6. Jordan Willis, Edge, Kansas State
The top-graded edge defender in the nation at 94.3, Willis dominated Big 12 offensive tackles, accumulating 15 sacks, eight QB hits and 57 hurries on 524 rushes. He did much of his damage against lesser right tackles, and that’s not to take anything away from an incredible season, but Senior Bowl week is perfect opportunity to show his worth against better competition. Willis did a fine job in the run game as well, working more as a disruptor than as a finisher, and even in a deep class of edge defenders, keep an eye on Willis climbing his way toward the top of the pack.
7. Dawuane Smoot, Edge, Illinois
A potential first-round candidate coming into the season, inconsistency has been the norm for Smoot throughout his career. In 2015, he started slow before going on a tear down the stretch that saw him post the top grade among the nation’s edge defenders from Week 6 through the end of the season. While 2016 was not quite the linear breakdown, Smoot started slow and had seven separate games in which he picked up three or fewer pressures.
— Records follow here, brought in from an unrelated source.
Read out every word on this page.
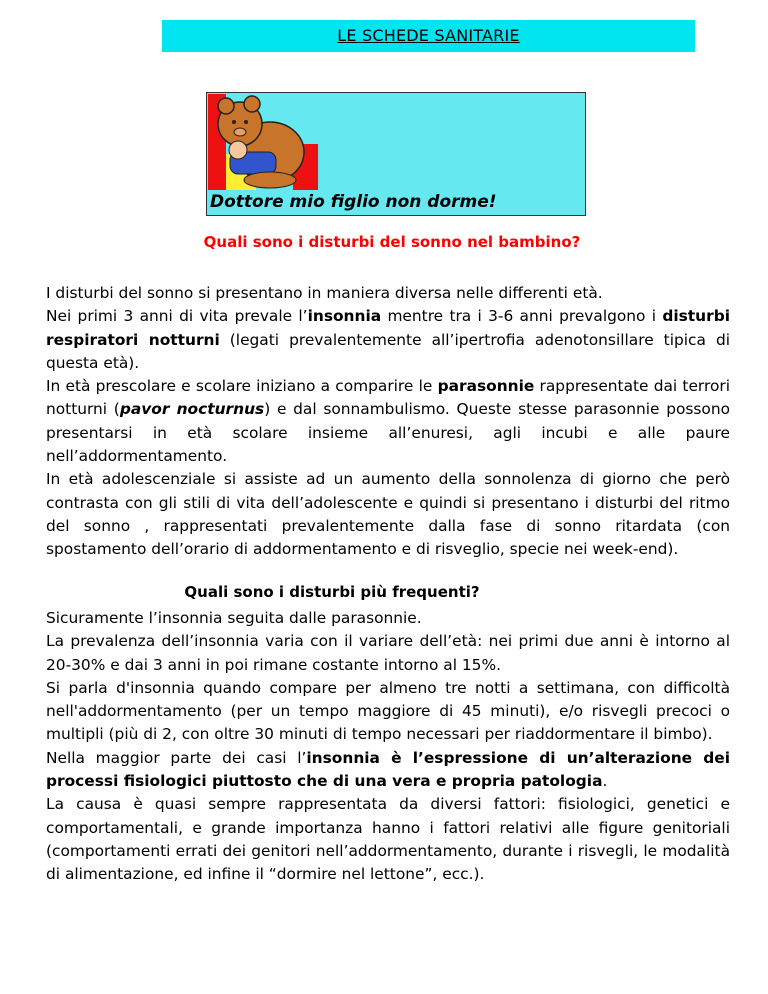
LE SCHEDE SANITARIE
Dottore mio figlio non dorme!
Quali sono i disturbi del sonno nel bambino?
I disturbi del sonno si presentano in maniera diversa nelle differenti età.
Nei primi 3 anni di vita prevale l’insonnia mentre tra i 3-6 anni prevalgono i disturbi respiratori notturni (legati prevalentemente all’ipertrofia adenotonsillare tipica di questa età).
In età prescolare e scolare iniziano a comparire le parasonnie rappresentate dai terrori notturni (pavor nocturnus) e dal sonnambulismo. Queste stesse parasonnie possono presentarsi in età scolare insieme all’enuresi, agli incubi e alle paure nell’addormentamento.
In età adolescenziale si assiste ad un aumento della sonnolenza di giorno che però contrasta con gli stili di vita dell’adolescente e quindi si presentano i disturbi del ritmo del sonno , rappresentati prevalentemente dalla fase di sonno ritardata (con spostamento dell’orario di addormentamento e di risveglio, specie nei week-end).
Quali sono i disturbi più frequenti?
Sicuramente l’insonnia seguita dalle parasonnie.
La prevalenza dell’insonnia varia con il variare dell’età: nei primi due anni è intorno al 20-30% e dai 3 anni in poi rimane costante intorno al 15%.
Si parla d'insonnia quando compare per almeno tre notti a settimana, con difficoltà nell'addormentamento (per un tempo maggiore di 45 minuti), e/o risvegli precoci o multipli (più di 2, con oltre 30 minuti di tempo necessari per riaddormentare il bimbo).
Nella maggior parte dei casi l’insonnia è l’espressione di un’alterazione dei processi fisiologici piuttosto che di una vera e propria patologia.
La causa è quasi sempre rappresentata da diversi fattori: fisiologici, genetici e comportamentali, e grande importanza hanno i fattori relativi alle figure genitoriali (comportamenti errati dei genitori nell’addormentamento, durante i risvegli, le modalità di alimentazione, ed infine il “dormire nel lettone”, ecc.).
His good games are dominant, all adding up to an 85.8 grade that ranked 21st in the nation, but the week-to-week inconsistency remains a big question mark for Smoot.
8. Ryan Anderson, Edge, Alabama
Yet another edge defender, Anderson did not receive the same hype as explosive teammate, Tim Williams, but the production has been right there with him. He graded at 83.8 in 2015 and 83.2 in 2016, showing the power to block-shedding skills to play the run on the edge while getting after the quarterback at a high rate. Anderson has picked up 22 sacks, 27 QB hits, and 80 hurries on only 703 rushes over the last three years, and classic 3-4 teams will be keeping a close eye on him this draft season.
9. Nate Gerry, S, Nebraska
The nation’s No. 2-graded safety in coverage in both 2014 and in 2016, Gerry breaks on the ball as well as any safety in the class. He’s picked off 13 passes and gotten his hands on 11 more over the last three years, showing his playmaking skills on the back end. Gerry cut down on his missed tackles in 2016, finishing with seven after combining to miss 25 over 2014 and 2015, and that improvement was important in his development as an all-around player. The safety class appears to be deep, and Gerry looked like a viable option for teams playing more two-high safety looks.
10. Kareem Hunt, RB, Toledo
Our top-graded running back last year at 94.5 overall, Hunt has a knack for making defenders miss and maximizing the yardage for each play. He plays with great balance, often causing defenders to bounce off him, leading to his forcing 76 missed tackles on the ground, second-highest in the nation. He’s proficient in the pass game as well, catching the ball and getting upfield quickly with dangerous open-field ability. Senior Bowl practice is not always the best place for a running back to shine, but keep an eye on Hunt in the game as he looks to state his case in a deep running back class.